InterOil Corporation (USA) (NYSE:IOC)’s shares surged on Monday after it disclosed a drop in profit for the Q1, hurt mostly by several weak performances at the Midstream and Downstream segments.
InterOil announced Q1 profit of $4.03M or $0.08 a share, dropped from $9.03M or $0.19 a share previous year.
The upstream segment announced a net loss of $13.8M for the quarter, lower than $17.2M previous year, whereas midstream liquefaction segment’s loss was $0.7M in contrast $2.0M.
Midstream refining segment profit plunged to $5.9M from $11.3M previous year. Downstream segment profit plunged to $6.0M from $13.2M last year.
Shares of InterOil Corporation (USA) (NYSE:IOC) traded at $77.93 by increasing +1.49% with price volatility of 3.83% for a week and 3.51% for a month plus price volatility’s Average True Range for 14 days was 2.77 and its beta stands at 1.28 times.

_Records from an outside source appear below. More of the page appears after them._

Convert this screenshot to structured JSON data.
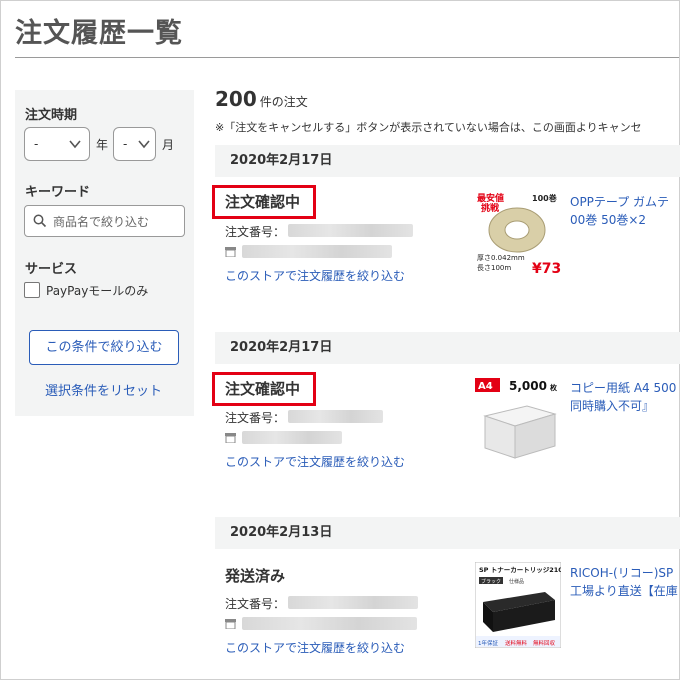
{
  "page_title": "注文履歴一覧",
  "sidebar": {
    "order_period_label": "注文時期",
    "year_select_value": "-",
    "year_unit": "年",
    "month_select_value": "-",
    "month_unit": "月",
    "keyword_label": "キーワード",
    "keyword_placeholder": "商品名で絞り込む",
    "service_label": "サービス",
    "paypay_checkbox_label": "PayPayモールのみ",
    "filter_button": "この条件で絞り込む",
    "reset_link": "選択条件をリセット"
  },
  "summary": {
    "count": "200",
    "count_suffix": "件の注文",
    "notice": "※「注文をキャンセルする」ボタンが表示されていない場合は、この画面よりキャンセ"
  },
  "orders": [
    {
      "date": "2020年2月17日",
      "status": "注文確認中",
      "highlighted": true,
      "order_number_label": "注文番号：",
      "store_filter_link": "このストアで注文履歴を絞り込む",
      "product_title_line1": "OPPテープ ガムテ",
      "product_title_line2": "00巻 50巻×2",
      "thumb_badge_top": "最安値",
      "thumb_badge_bottom": "挑戦",
      "thumb_count": "100巻",
      "thumb_spec_line1": "厚さ0.042mm",
      "thumb_spec_line2": "長さ100m",
      "thumb_price": "¥73"
    },
    {
      "date": "2020年2月17日",
      "status": "注文確認中",
      "highlighted": true,
      "order_number_label": "注文番号：",
      "store_filter_link": "このストアで注文履歴を絞り込む",
      "product_title_line1": "コピー用紙 A4 500",
      "product_title_line2": "同時購入不可』",
      "thumb_badge": "A4",
      "thumb_count": "5,000",
      "thumb_count_unit": "枚"
    },
    {
      "date": "2020年2月13日",
      "status": "発送済み",
      "highlighted": false,
      "order_number_label": "注文番号：",
      "store_filter_link": "このストアで注文履歴を絞り込む",
      "product_title_line1": "RICOH-(リコー)SP",
      "product_title_line2": "工場より直送【在庫",
      "thumb_header": "SP トナーカートリッジ2100H",
      "thumb_tag1": "ブラック",
      "thumb_tag2": "仕様品",
      "thumb_tag3": "1年保証",
      "thumb_tag4": "送料無料",
      "thumb_tag5": "無料回収"
    }
  ],
  "colors": {
    "link_blue": "#2a5cb8",
    "highlight_red": "#e30014",
    "panel_gray": "#f3f4f4"
  }
}
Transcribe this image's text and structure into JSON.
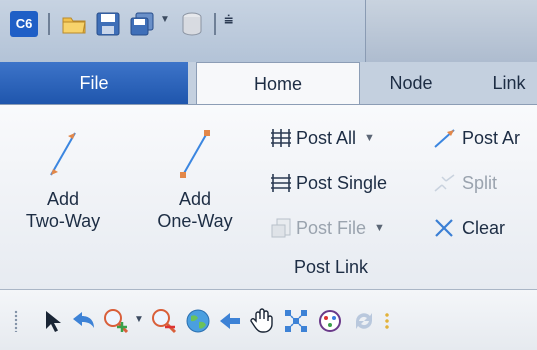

Stocks after opening at $77.50 hit high price of $79.07 and on last session stock held volume of 1.02 million shares which was unexpectedly higher than its average volume of 571,181 shares.
Short-term as well long term investors always focus on the liquidity of the stocks so for that concern, liquidity measure in recent quarter results of the company was recorded 1.32 as current ratio and on the opponent side the debt to equity ratio was 0.35 and long-term debt to equity ratio also remained 0.19. The Company had total cash at hand $49.86 million and a book value per share as $15.97 in the most recent quarter.
While investors who viewing IOC against other stocks with the reference of profit margin that are Valero Energy Corporation (NYSE:VLO) having profit margin 2.30%, Marathon Oil Corporation (NYSE:MRO) with 9.75% profit margin, Phillips 66 (NYSE:PSX) having 2.74% profit margin and Hess Corp. (NYSE:HES) having profit margin of 9.65%.